Aku berlari kencang menuju rumahku. Sambil membawa raport dan piala ditangan kanan, aku tak sabar ingin menunjukkannya kepada kedua orangtuaku. Ayah dan Ibu pasti sangat senang. Dari kejauhan, aku melihat ayah dan ibu duduk di kebun samping rumah. Kakiku semakin kencang membawaku berlari kearah mereka sambil memanggil “Ayaaah, Ibuuu, aku juara kelas!!”. Karena terlalu bersemangat, aku hilang kendali dan tersandung batu didekat kebun.
Piala yang kubawa menjadi lecet dan kotor. Aku menangis sangat keras. Aku bahkan belum sempat memperlihatkannya kepada ayah dan ibu. Mereka menoleh kebelakang. Dengan wajah panik, mereka berlari menghampiriku.

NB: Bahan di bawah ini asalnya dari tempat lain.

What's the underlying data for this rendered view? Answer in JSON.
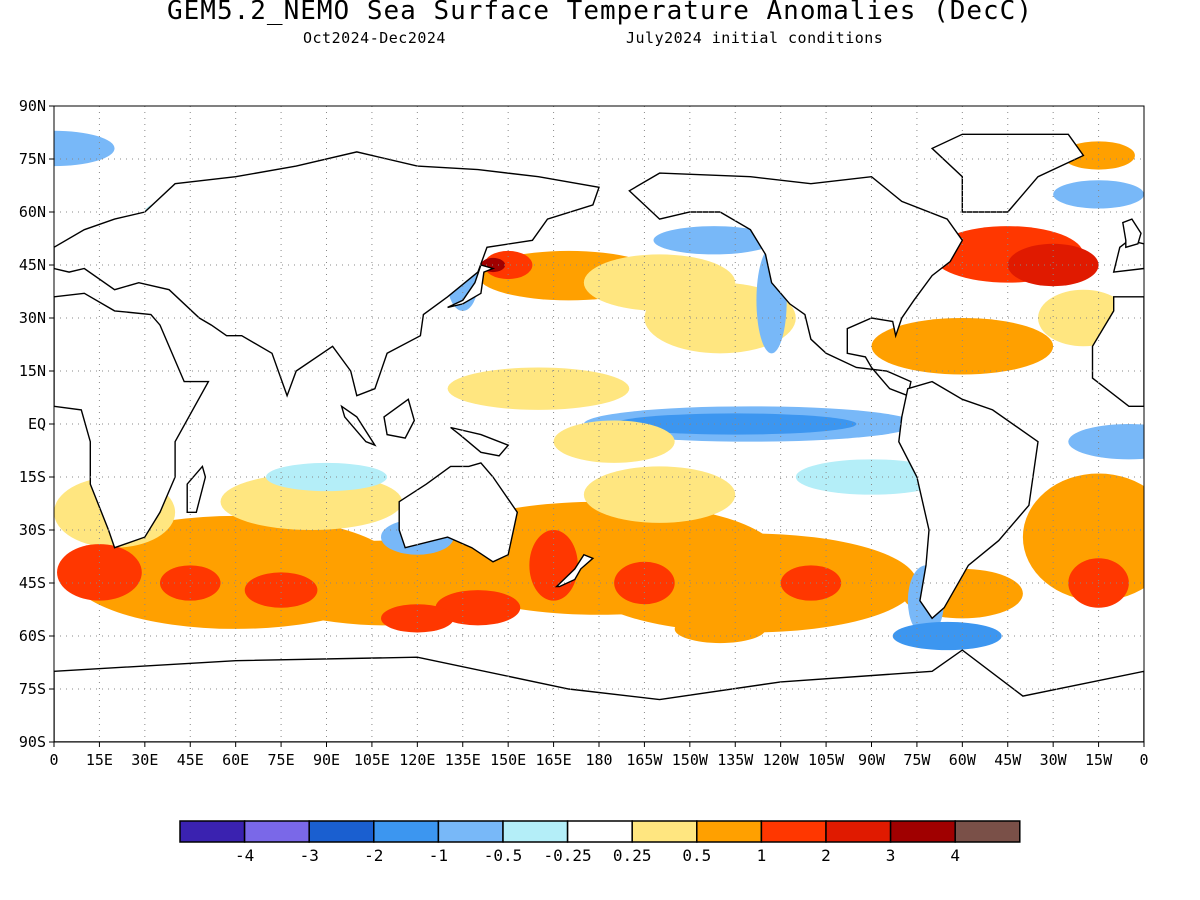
{
  "header": {
    "title": "GEM5.2_NEMO Sea Surface Temperature Anomalies (DecC)",
    "period": "Oct2024-Dec2024",
    "init": "July2024 initial conditions"
  },
  "axes": {
    "lat_labels": [
      "90N",
      "75N",
      "60N",
      "45N",
      "30N",
      "15N",
      "EQ",
      "15S",
      "30S",
      "45S",
      "60S",
      "75S",
      "90S"
    ],
    "lon_labels": [
      "0",
      "15E",
      "30E",
      "45E",
      "60E",
      "75E",
      "90E",
      "105E",
      "120E",
      "135E",
      "150E",
      "165E",
      "180",
      "165W",
      "150W",
      "135W",
      "120W",
      "105W",
      "90W",
      "75W",
      "60W",
      "45W",
      "30W",
      "15W",
      "0"
    ]
  },
  "colorbar": {
    "colors": [
      "#3a22b0",
      "#7a68e8",
      "#1a5fd0",
      "#3c96f0",
      "#78b8f8",
      "#b4eef8",
      "#ffffff",
      "#ffe680",
      "#ffa000",
      "#ff3700",
      "#e01a00",
      "#a00000",
      "#7a5048"
    ],
    "labels": [
      "-4",
      "-3",
      "-2",
      "-1",
      "-0.5",
      "-0.25",
      "0.25",
      "0.5",
      "1",
      "2",
      "3",
      "4"
    ]
  },
  "map_data": {
    "projection": "equirectangular",
    "lon_range": [
      0,
      360
    ],
    "lat_range": [
      -90,
      90
    ],
    "grid": true,
    "units": "DecC",
    "notable_features": [
      "Negative anomaly (La Nina-like cooling) along central/eastern equatorial Pacific",
      "Strong warm anomalies in NW Atlantic and Kuroshio extension",
      "Broad warm anomalies across Southern Hemisphere mid-latitudes"
    ]
  }
}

“Kamu gapapa, Han?” kata ibu khawatir. Ayah membersihkan kakiku yang kotor karena tanah dan membawaku masuk kedalam rumah.

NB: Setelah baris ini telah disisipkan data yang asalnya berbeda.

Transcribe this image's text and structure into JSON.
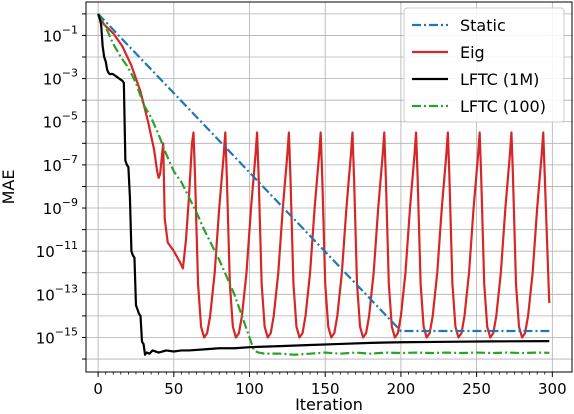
{
  "chart_data": {
    "type": "line",
    "xlabel": "Iteration",
    "ylabel": "MAE",
    "xlim": [
      -8,
      313
    ],
    "ylim_log10": [
      -16.6,
      0.55
    ],
    "y_scale": "log",
    "grid": true,
    "legend_placement": "top-right",
    "x_ticks": [
      0,
      50,
      100,
      150,
      200,
      250,
      300
    ],
    "x_tick_labels": [
      "0",
      "50",
      "100",
      "150",
      "200",
      "250",
      "300"
    ],
    "y_ticks_log10": [
      -1,
      -3,
      -5,
      -7,
      -9,
      -11,
      -13,
      -15
    ],
    "y_tick_labels": [
      {
        "base": "10",
        "exp": "−1"
      },
      {
        "base": "10",
        "exp": "−3"
      },
      {
        "base": "10",
        "exp": "−5"
      },
      {
        "base": "10",
        "exp": "−7"
      },
      {
        "base": "10",
        "exp": "−9"
      },
      {
        "base": "10",
        "exp": "−11"
      },
      {
        "base": "10",
        "exp": "−13"
      },
      {
        "base": "10",
        "exp": "−15"
      }
    ],
    "series": [
      {
        "name": "Static",
        "color": "#1f77b4",
        "dash": "dashdot",
        "points_log10": [
          [
            0,
            0.0
          ],
          [
            200,
            -14.7
          ],
          [
            205,
            -14.7
          ],
          [
            298,
            -14.7
          ]
        ]
      },
      {
        "name": "Eig",
        "color": "#d62728",
        "dash": "solid",
        "points_log10": [
          [
            0,
            0.0
          ],
          [
            4,
            -0.5
          ],
          [
            10,
            -0.9
          ],
          [
            16,
            -1.5
          ],
          [
            22,
            -2.4
          ],
          [
            28,
            -3.6
          ],
          [
            33,
            -5.0
          ],
          [
            37,
            -6.3
          ],
          [
            39,
            -7.3
          ],
          [
            40,
            -7.6
          ],
          [
            41,
            -7.4
          ],
          [
            43,
            -6.0
          ],
          [
            44,
            -9.5
          ],
          [
            46,
            -10.6
          ],
          [
            50,
            -11.0
          ],
          [
            54,
            -11.5
          ],
          [
            56,
            -11.8
          ],
          [
            58,
            -10.5
          ],
          [
            60,
            -8.5
          ],
          [
            62,
            -6.0
          ],
          [
            63,
            -5.5
          ],
          [
            64,
            -7.5
          ],
          [
            66,
            -12.5
          ],
          [
            68,
            -14.5
          ],
          [
            70,
            -15.0
          ],
          [
            72,
            -14.8
          ],
          [
            74,
            -14.0
          ],
          [
            77,
            -12.0
          ],
          [
            80,
            -9.0
          ],
          [
            83,
            -6.5
          ],
          [
            84,
            -5.5
          ],
          [
            85,
            -7.5
          ],
          [
            87,
            -12.5
          ],
          [
            89,
            -14.5
          ],
          [
            91,
            -15.0
          ],
          [
            93,
            -14.8
          ],
          [
            95,
            -14.0
          ],
          [
            98,
            -12.0
          ],
          [
            101,
            -9.0
          ],
          [
            104,
            -6.5
          ],
          [
            105,
            -5.5
          ],
          [
            106,
            -7.5
          ],
          [
            108,
            -12.5
          ],
          [
            110,
            -14.5
          ],
          [
            112,
            -15.0
          ],
          [
            114,
            -14.8
          ],
          [
            116,
            -14.0
          ],
          [
            119,
            -12.0
          ],
          [
            122,
            -9.0
          ],
          [
            125,
            -6.5
          ],
          [
            126,
            -5.5
          ],
          [
            127,
            -7.5
          ],
          [
            129,
            -12.5
          ],
          [
            131,
            -14.5
          ],
          [
            133,
            -15.0
          ],
          [
            135,
            -14.8
          ],
          [
            137,
            -14.0
          ],
          [
            140,
            -12.0
          ],
          [
            143,
            -9.0
          ],
          [
            146,
            -6.5
          ],
          [
            147,
            -5.5
          ],
          [
            148,
            -7.5
          ],
          [
            150,
            -12.5
          ],
          [
            152,
            -14.5
          ],
          [
            154,
            -15.0
          ],
          [
            156,
            -14.8
          ],
          [
            158,
            -14.0
          ],
          [
            161,
            -12.0
          ],
          [
            164,
            -9.0
          ],
          [
            167,
            -6.5
          ],
          [
            168,
            -5.5
          ],
          [
            169,
            -7.5
          ],
          [
            171,
            -12.5
          ],
          [
            173,
            -14.5
          ],
          [
            175,
            -15.0
          ],
          [
            177,
            -14.8
          ],
          [
            179,
            -14.0
          ],
          [
            182,
            -12.0
          ],
          [
            185,
            -9.0
          ],
          [
            188,
            -6.5
          ],
          [
            189,
            -5.5
          ],
          [
            190,
            -7.5
          ],
          [
            192,
            -12.5
          ],
          [
            194,
            -14.5
          ],
          [
            196,
            -15.0
          ],
          [
            198,
            -14.8
          ],
          [
            200,
            -14.0
          ],
          [
            203,
            -12.0
          ],
          [
            206,
            -9.0
          ],
          [
            209,
            -6.5
          ],
          [
            210,
            -5.5
          ],
          [
            211,
            -7.5
          ],
          [
            213,
            -12.5
          ],
          [
            215,
            -14.5
          ],
          [
            217,
            -15.0
          ],
          [
            219,
            -14.8
          ],
          [
            221,
            -14.0
          ],
          [
            224,
            -12.0
          ],
          [
            227,
            -9.0
          ],
          [
            230,
            -6.5
          ],
          [
            231,
            -5.5
          ],
          [
            232,
            -7.5
          ],
          [
            234,
            -12.5
          ],
          [
            236,
            -14.5
          ],
          [
            238,
            -15.0
          ],
          [
            240,
            -14.8
          ],
          [
            242,
            -14.0
          ],
          [
            245,
            -12.0
          ],
          [
            248,
            -9.0
          ],
          [
            251,
            -6.5
          ],
          [
            252,
            -5.5
          ],
          [
            253,
            -7.5
          ],
          [
            255,
            -12.5
          ],
          [
            257,
            -14.5
          ],
          [
            259,
            -15.0
          ],
          [
            261,
            -14.8
          ],
          [
            263,
            -14.0
          ],
          [
            266,
            -12.0
          ],
          [
            269,
            -9.0
          ],
          [
            272,
            -6.5
          ],
          [
            273,
            -5.5
          ],
          [
            274,
            -7.5
          ],
          [
            276,
            -12.5
          ],
          [
            278,
            -14.5
          ],
          [
            280,
            -15.0
          ],
          [
            282,
            -14.8
          ],
          [
            284,
            -14.0
          ],
          [
            287,
            -12.0
          ],
          [
            290,
            -9.0
          ],
          [
            293,
            -6.5
          ],
          [
            294,
            -5.5
          ],
          [
            295,
            -7.5
          ],
          [
            297,
            -11.5
          ],
          [
            298,
            -13.4
          ]
        ]
      },
      {
        "name": "LFTC (1M)",
        "color": "#000000",
        "dash": "solid",
        "points_log10": [
          [
            0,
            0.0
          ],
          [
            1,
            -0.2
          ],
          [
            2,
            -0.5
          ],
          [
            3,
            -1.5
          ],
          [
            4,
            -2.0
          ],
          [
            5,
            -2.2
          ],
          [
            6,
            -2.6
          ],
          [
            7,
            -2.75
          ],
          [
            8,
            -2.8
          ],
          [
            9,
            -2.78
          ],
          [
            10,
            -2.8
          ],
          [
            11,
            -2.85
          ],
          [
            12,
            -2.9
          ],
          [
            13,
            -2.95
          ],
          [
            14,
            -3.0
          ],
          [
            15,
            -3.05
          ],
          [
            16,
            -3.1
          ],
          [
            17,
            -3.2
          ],
          [
            18,
            -6.8
          ],
          [
            19,
            -7.0
          ],
          [
            20,
            -7.1
          ],
          [
            21,
            -8.5
          ],
          [
            22,
            -11.0
          ],
          [
            23,
            -11.2
          ],
          [
            24,
            -11.3
          ],
          [
            25,
            -13.5
          ],
          [
            26,
            -13.7
          ],
          [
            27,
            -13.9
          ],
          [
            28,
            -14.0
          ],
          [
            29,
            -15.2
          ],
          [
            30,
            -15.3
          ],
          [
            31,
            -15.8
          ],
          [
            32,
            -15.7
          ],
          [
            34,
            -15.75
          ],
          [
            36,
            -15.6
          ],
          [
            40,
            -15.7
          ],
          [
            45,
            -15.6
          ],
          [
            50,
            -15.65
          ],
          [
            55,
            -15.6
          ],
          [
            60,
            -15.6
          ],
          [
            70,
            -15.55
          ],
          [
            80,
            -15.5
          ],
          [
            90,
            -15.5
          ],
          [
            100,
            -15.45
          ],
          [
            120,
            -15.4
          ],
          [
            140,
            -15.35
          ],
          [
            160,
            -15.3
          ],
          [
            180,
            -15.25
          ],
          [
            200,
            -15.22
          ],
          [
            230,
            -15.2
          ],
          [
            260,
            -15.18
          ],
          [
            298,
            -15.17
          ]
        ]
      },
      {
        "name": "LFTC (100)",
        "color": "#2ca02c",
        "dash": "dashdot",
        "points_log10": [
          [
            0,
            0.0
          ],
          [
            5,
            -0.6
          ],
          [
            10,
            -1.4
          ],
          [
            15,
            -2.0
          ],
          [
            20,
            -2.5
          ],
          [
            25,
            -3.2
          ],
          [
            30,
            -4.2
          ],
          [
            35,
            -4.8
          ],
          [
            40,
            -5.6
          ],
          [
            45,
            -6.5
          ],
          [
            50,
            -7.3
          ],
          [
            55,
            -7.8
          ],
          [
            60,
            -8.5
          ],
          [
            65,
            -9.2
          ],
          [
            70,
            -10.0
          ],
          [
            75,
            -10.7
          ],
          [
            80,
            -11.4
          ],
          [
            85,
            -12.2
          ],
          [
            90,
            -13.0
          ],
          [
            95,
            -14.0
          ],
          [
            98,
            -14.6
          ],
          [
            100,
            -15.0
          ],
          [
            103,
            -15.6
          ],
          [
            106,
            -15.7
          ],
          [
            110,
            -15.75
          ],
          [
            120,
            -15.75
          ],
          [
            130,
            -15.8
          ],
          [
            140,
            -15.75
          ],
          [
            150,
            -15.7
          ],
          [
            160,
            -15.75
          ],
          [
            170,
            -15.7
          ],
          [
            180,
            -15.75
          ],
          [
            190,
            -15.7
          ],
          [
            200,
            -15.72
          ],
          [
            210,
            -15.7
          ],
          [
            220,
            -15.72
          ],
          [
            230,
            -15.7
          ],
          [
            240,
            -15.72
          ],
          [
            250,
            -15.7
          ],
          [
            260,
            -15.72
          ],
          [
            270,
            -15.7
          ],
          [
            280,
            -15.72
          ],
          [
            290,
            -15.7
          ],
          [
            298,
            -15.71
          ]
        ]
      }
    ]
  }
}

Aku menghentikan ibu yang mulai membersihkan lukaku. “Ayah, Ibu, aku juara 1. Tapi pialaku rusak,”kataku menjelaskan sambil menangis.
“Gak masalah, Nak. Ayah bangga sama kamu.” dengan wajah sumringah sambil memelukku. Mereka membuka raportku dengan senyum lebar.
“Ibu juga bangga banget sama kamu, Han. Kamu mau hadiah apa?” tanya ibu.
“Aku cuma mau jalan-jalan sama Ayah dan Ibu.” Mereka tersenyum dan memelukku erat.
Keesokan hari kami bersiap-siap. Ayah menyalakan mesin mobilnya. Kami memutuskan pergi ke sebuah taman untuk berpiknik. Disampingnya terdapat sebuah sungai dengan air yang sangat jernih. Pohon-pohon pinus yang tinggi juga memberikan kesejukkan saat duduk dibawahnya. Kicauan burung dan angin sepoi-sepoi seolah berbisik betapa indahnya tempat ini. Ayah membentangkan tikar, ibu menyusun makanan yaang sudah dipersiapkan. Sesekali kami tertawa mendengar jokes yang dilontarkan ayah. Hari yang sangat indah dan menyenangkan.
Aku terbangun dari mimpiku. Hangat. Indah sekali. Kami tak seperti orang asing yang tinggal ditempat pengungsian. Kami berbicara layaknya keluarga normal. Ayah dan ibu juga tersenyum dan memelukku dengan erat. This could be my best day. Aku sangat berharap itu nyata. Kenapa aku harus terbangun? Tak bisakah aku hidup didunia mimpi saja? Aku merasa sangat hidup disana. Aku merasakan kehangatan hubungan keluarga yang selama ini aku dambakan. Seandainya aku punya pilihan, aku akan memilih tidak bangun selamanya hanya untuk merasakan kebahagian keluargaku. Tapi apa boleh buat, harapan berbanding terbalik dengan kenyataan.
***
Stress membuat jerawat kembali bersemi diwajahku. Belakangan aku juga disibukkan dengan beberapa tugas yang menguras tenaga dan pikiran, sehingga aku tak begitu memperhatikan makanan yang ku konsumsi. Aku berjalan menuju toko tempatku bekerja yang kebetulan tak jauh dari asrama. Dengan wajah lelah dan murung, Pace Leo menanyakan keadaanku.
“Ay, nona. Nona trapapa, kah?” tanyanya khawatir.